Starting in 2016, CMS intends to require that Part D sponsors report these price concessions in two new fields on the Summary DIR report, Preferred Pharmacy Price Concessions and non-Preferred Pharmacy Price Concessions.  In the same letter, CMS expects that most of the DIR fees can be calculated at point of sale and therefore should be reported at point of sale.  According to CMS, key metrics that are reportable include those “based on generic utilization, pharmacy market share, pharmacy network size, or other metric.”  See http://www.drugchannelsinstitute.com/files/CY16_DIR_price%20concessions.pdf for the entire letter from Cheri Rice, Director Medicare Plan Payment Group to all Plan D Sponsors.

But PBMs complain that these metrics cannot be measured at point of sale, even though CMS has told PBMs that it is reasonable to measure these key metrics at point of sale.  If these fees are deducted at point of sale, two things happen:  the PBM’s pricing (net the reduction in “pay to play fees”) are exposed to patients and pharmacies would know exactly what they are getting reimbursed.  That, in turn, would allow pharmacies to realize when they are dispensing medication at a loss.

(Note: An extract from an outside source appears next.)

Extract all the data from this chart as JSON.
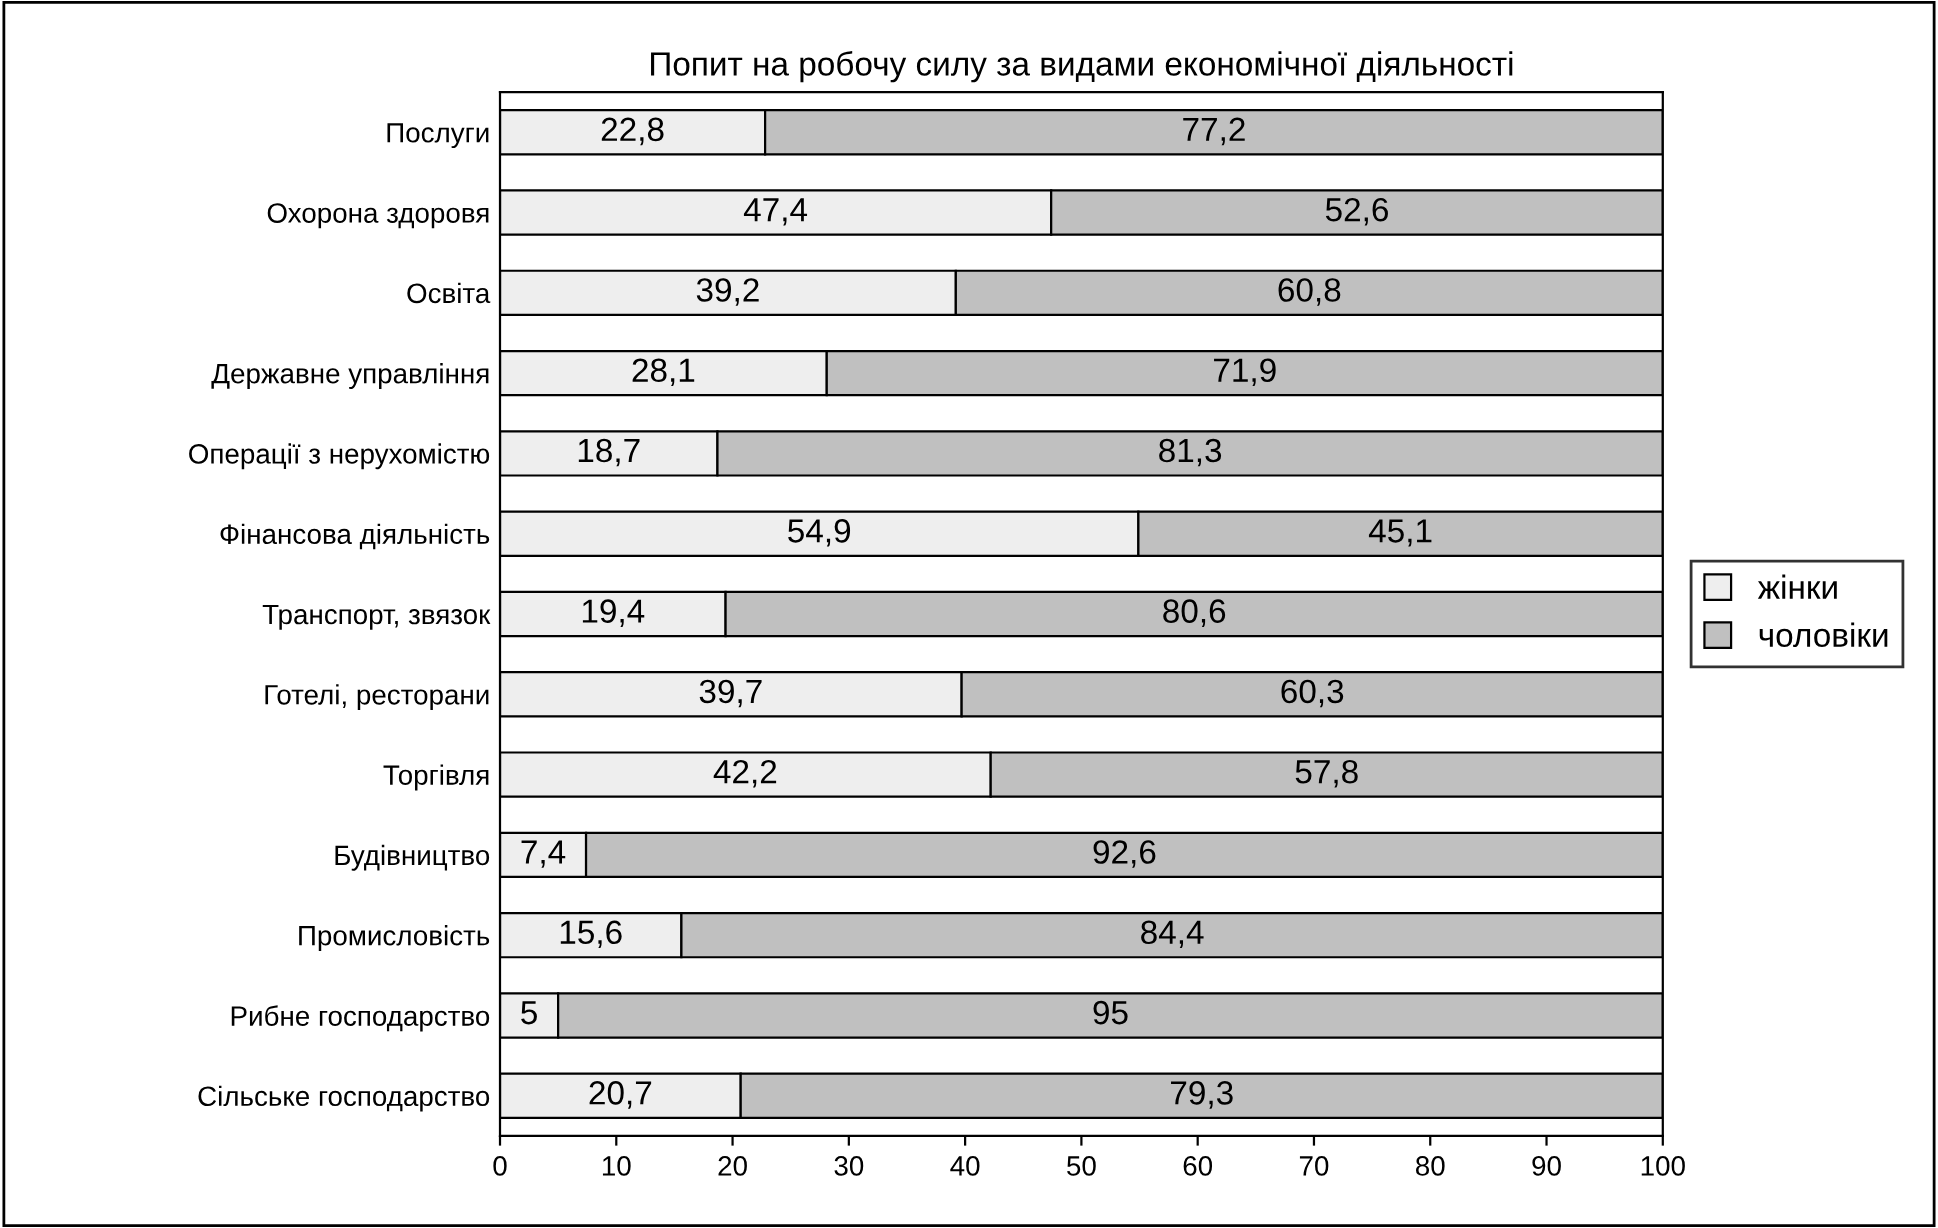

Whether the cost of the drug includes ANY DIR is really important.  CMS defines (in the same letter referenced above) the cost that is to be paid by the beneficiary at the point of sale to be what is reimbursed to the pharmacy.  By not taking into consideration the ultimate reimbursement to the pharmacy, after retrospectively calculated DIR “performance” fees (which are really reductions), beneficiaries pay more for the cost of the drug that what the pharmacy is reimbursed.  And that is against CMS regulations.  Read 42 CFR 423.100 (https://www.law.cornell.edu/cfr/text/42/423.100).

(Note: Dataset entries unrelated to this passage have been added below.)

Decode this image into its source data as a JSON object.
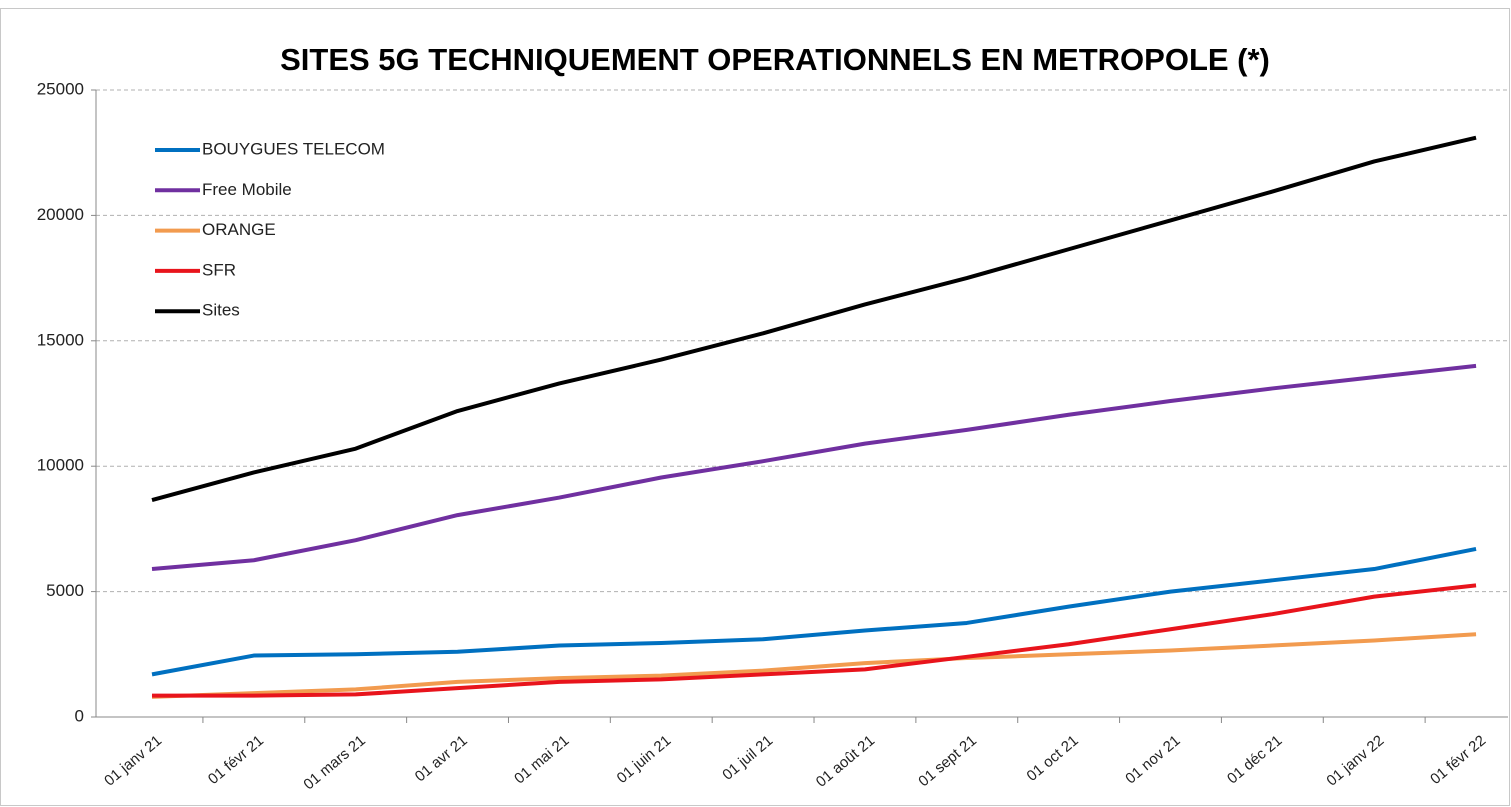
{
  "chart_data": {
    "type": "line",
    "title": "SITES 5G TECHNIQUEMENT OPERATIONNELS EN METROPOLE (*)",
    "categories": [
      "01 janv 21",
      "01 févr 21",
      "01 mars 21",
      "01 avr 21",
      "01 mai 21",
      "01 juin 21",
      "01 juil 21",
      "01 août 21",
      "01 sept 21",
      "01 oct 21",
      "01 nov 21",
      "01 déc 21",
      "01 janv 22",
      "01 févr 22"
    ],
    "series": [
      {
        "name": "BOUYGUES TELECOM",
        "color": "#0070c0",
        "values": [
          1700,
          2450,
          2500,
          2600,
          2850,
          2950,
          3100,
          3450,
          3750,
          4400,
          5000,
          5450,
          5900,
          6700
        ]
      },
      {
        "name": "Free Mobile",
        "color": "#7030a0",
        "values": [
          5900,
          6250,
          7050,
          8050,
          8750,
          9550,
          10200,
          10900,
          11450,
          12050,
          12600,
          13100,
          13550,
          14000
        ]
      },
      {
        "name": "ORANGE",
        "color": "#f29b4f",
        "values": [
          800,
          950,
          1100,
          1400,
          1550,
          1650,
          1850,
          2150,
          2350,
          2500,
          2650,
          2850,
          3050,
          3300
        ]
      },
      {
        "name": "SFR",
        "color": "#e8141c",
        "values": [
          850,
          850,
          900,
          1150,
          1400,
          1500,
          1700,
          1900,
          2400,
          2900,
          3500,
          4100,
          4800,
          5250
        ]
      },
      {
        "name": "Sites",
        "color": "#000000",
        "values": [
          8650,
          9750,
          10700,
          12200,
          13300,
          14250,
          15300,
          16450,
          17500,
          18650,
          19800,
          20950,
          22150,
          23100
        ]
      }
    ],
    "ylim": [
      0,
      25000
    ],
    "yticks": [
      0,
      5000,
      10000,
      15000,
      20000,
      25000
    ],
    "grid": true,
    "legend": "top-left"
  }
}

Normally, we spend time in the employer market.  These “pay to play” networks are now seeping over to the commercial market.  According to NCPA, “The use of DIR fees initially started in Medicare Part D but are now being extended into commercial network arrangements—often under different names.”

As a criminologist, unfairly reducing reimbursement to pharmacies and providing no ability to control the metric incents bad and potentially fraudulent behavior.  Should we really expect pharmacists to come home with us when we fill our prescriptions and remind us to refill when we are seven days from the end of the prescription, like the mother we never had or wanted?  Instead, pharmacist will be tempted to refill (via phantom prescriptions), bill Medicare and commercial plan for these “refills,” just to get the “metric up” to meet some goal set by some PBM executive.  And what about specialty vendors, like the Adam Fein’s blog on Diplomat, that has no ability to switch drugs to generics? Should Diplomat be penalized $8.5 million for behavior they cannot control?

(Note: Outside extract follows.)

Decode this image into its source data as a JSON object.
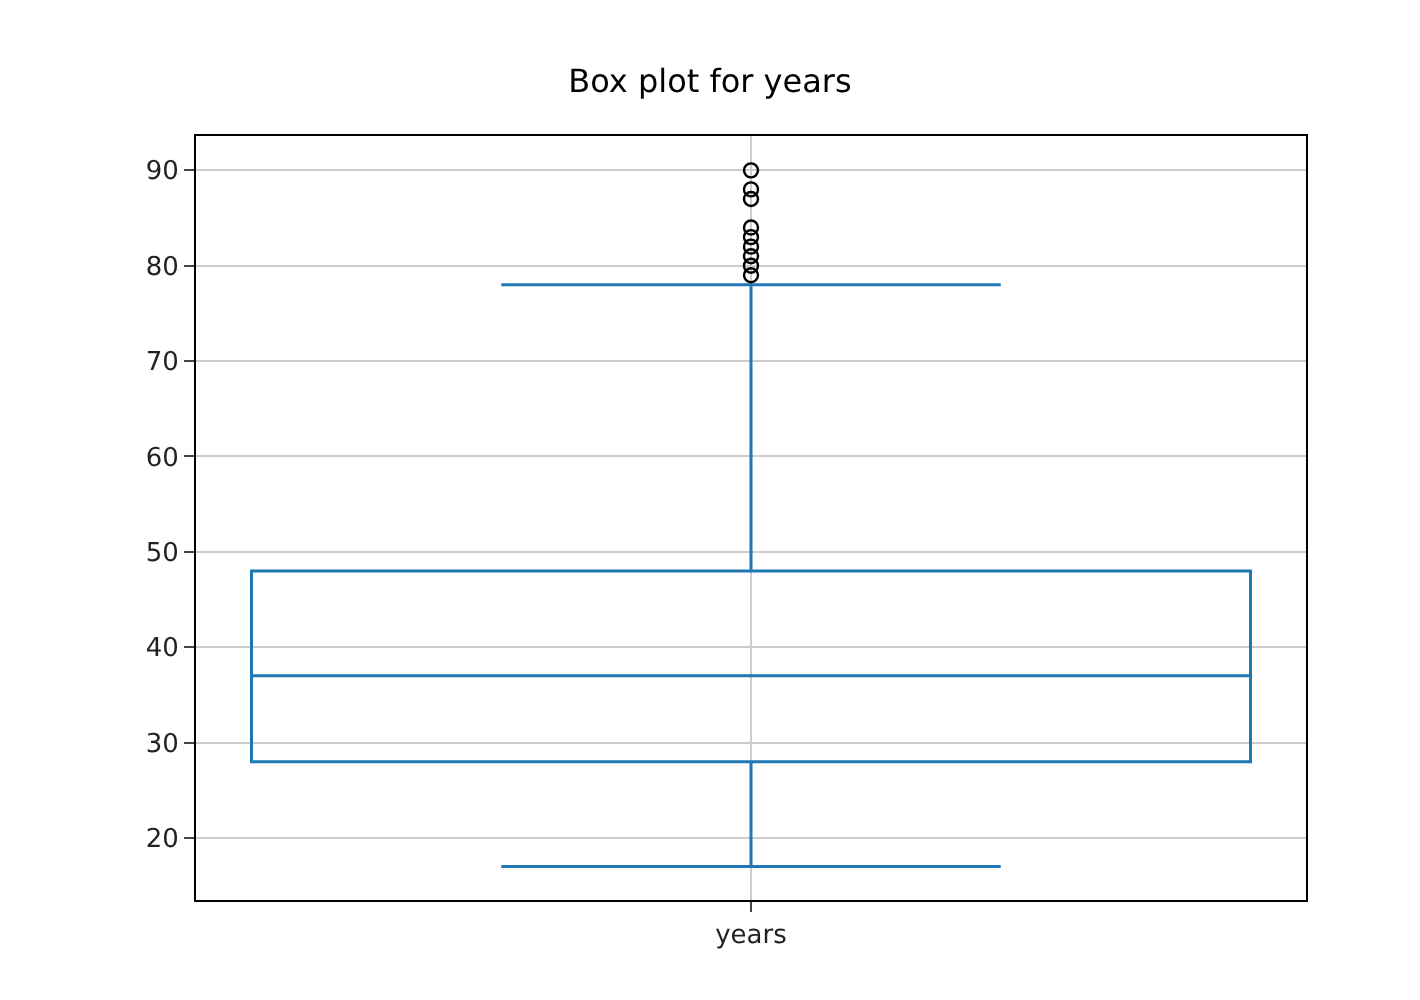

CMS needs to realize that people that take prescription drugs are grown-ups, especially people over age 65.  We do not need our PBM surrogate mothers telling us when to refill or to ask for a generic and we want our local pharmacists fairly reimbursed and not committing fraud to meet some metric set out by some geek. And patients want the lowest price…is that so hard for CMS to understand and enforce?

Adam Fein and I do not agree on everything.  But it is clear that CMS has gone off the rails and let the PBMs once again take control of the train.  As Dr. Fein concluded, “FAIR OR DIR-TY?”   I am sure that was just a rhetorical question.